Nature Camp’s 70th summer of operation began with a fortnight?long celebration of the 250th session, complete with a couple of evening programs highlighting Camp’s history and daily tidbits from past issues of Woodland Echoes and other archival materials. It was not this historic milestone, however, but rather an unusual meteorological event which will stand as the most memorable episode of the summer. Just as First Session’s Closing Ceremony was gettng underway in the chapel, suddenly the wind picked up and the electricity went out. Little did we know then how extensive or damaging the June 29 derecho storm would be.
Despite the continued power outage, Second Session began as scheduled two days later, although the unavailability of the PA system forced some changes to the procedure for checking in campers. (And in the days which followed, counselors announced hikes by unamplified voice from the Staff House porch at the beginning of recreation periods, and head male counselor Tony Walters admirably performed as the first live bugler in many a year.) We were fortunate that the buildings suffered no structural damage, and the generator behind the canteen powered the well pump and provided us with ample water.
While the campers had an unexpected chance to experience Nature Camp much as their predecessors had before 1970—without the creature comforts of fans in the bunkhouses and hot water in the T-houses—it was our cooks, Stephen Ackley and Adam Rotche, who faced the greatest challenge and bore the most stress.
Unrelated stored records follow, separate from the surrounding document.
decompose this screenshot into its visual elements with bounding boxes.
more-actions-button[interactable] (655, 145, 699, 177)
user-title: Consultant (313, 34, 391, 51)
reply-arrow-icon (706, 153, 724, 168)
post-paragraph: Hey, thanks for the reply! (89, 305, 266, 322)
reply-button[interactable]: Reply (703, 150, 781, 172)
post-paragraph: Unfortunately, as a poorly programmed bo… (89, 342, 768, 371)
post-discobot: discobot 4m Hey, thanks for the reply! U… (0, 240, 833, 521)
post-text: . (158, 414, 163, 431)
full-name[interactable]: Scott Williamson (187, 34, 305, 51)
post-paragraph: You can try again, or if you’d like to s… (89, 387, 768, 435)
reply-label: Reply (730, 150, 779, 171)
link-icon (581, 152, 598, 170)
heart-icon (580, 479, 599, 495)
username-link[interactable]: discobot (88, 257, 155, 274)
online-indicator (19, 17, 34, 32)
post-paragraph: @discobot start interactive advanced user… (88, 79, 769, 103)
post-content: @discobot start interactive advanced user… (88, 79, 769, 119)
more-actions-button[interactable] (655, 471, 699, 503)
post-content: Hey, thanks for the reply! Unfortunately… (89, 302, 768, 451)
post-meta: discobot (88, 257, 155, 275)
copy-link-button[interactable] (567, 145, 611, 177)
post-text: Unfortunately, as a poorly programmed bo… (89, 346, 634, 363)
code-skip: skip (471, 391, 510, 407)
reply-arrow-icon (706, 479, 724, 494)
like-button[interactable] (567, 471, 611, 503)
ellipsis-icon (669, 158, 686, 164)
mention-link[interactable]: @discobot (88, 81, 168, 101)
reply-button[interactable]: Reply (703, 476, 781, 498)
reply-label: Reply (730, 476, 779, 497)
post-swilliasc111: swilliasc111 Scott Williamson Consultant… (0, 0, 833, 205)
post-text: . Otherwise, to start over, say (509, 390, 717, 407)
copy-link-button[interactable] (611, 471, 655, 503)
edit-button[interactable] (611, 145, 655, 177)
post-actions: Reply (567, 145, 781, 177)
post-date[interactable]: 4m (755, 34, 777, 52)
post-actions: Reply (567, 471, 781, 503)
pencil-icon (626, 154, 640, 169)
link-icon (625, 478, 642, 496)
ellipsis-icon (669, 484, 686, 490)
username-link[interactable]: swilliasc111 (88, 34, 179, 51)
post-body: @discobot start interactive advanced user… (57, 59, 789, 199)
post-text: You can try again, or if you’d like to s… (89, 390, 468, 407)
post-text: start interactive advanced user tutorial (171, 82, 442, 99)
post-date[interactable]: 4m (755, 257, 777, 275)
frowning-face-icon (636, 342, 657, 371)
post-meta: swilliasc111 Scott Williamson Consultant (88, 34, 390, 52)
Though forced to prepare food by headlamp using only the gas stove and oven and cope with the absence of refrigeration, they exhibited tremendous creativity in modifying the menu, tenacity in working in a stiflingly hot kitchen, and resolve in continuing to turn out delicious meals under very trying and compromising circumstances. Just before dusk on the 4th of July, as the campers were enjoying s’mores on the playfield and settling in to listen to another account of Percy, a great cheer erupted among the throng as the power was restored.
While not as dramatic or monumental, the rest of the summer was not without its highlights: a Sunday hike to Torry Ridge, reprising the first Sunday hike which Charles Thornton led in 1943; a new class in invertebrate biology; Amy Beaird’s frequent, rhyming reminders to stay hydrated and endless “How Hot is It? (It’s So Hot…) jokes; riveting games of Pinball Dodgeball and Quidditch on the playfield; dramatic presentations of “Harry Potter in Five Minutes” and The Wizard of Oz during counselor talent shows; and evening programs by former campers or counselors Graelyn Brashear, Jason Farr, Charles Hearn, David Kimbriel, Berangér LeFranc, Buck Trible, and Laurel Woodworth. Enrollment topped 340 campers for the fourth year in a row, with campers representing three different continents.
On behalf of Nature Camp, I thank all of you for your continued, invaluable and immeasurable support, which will no doubt enable Nature Camp’s 71st summer to be just as exciting and fulfilling.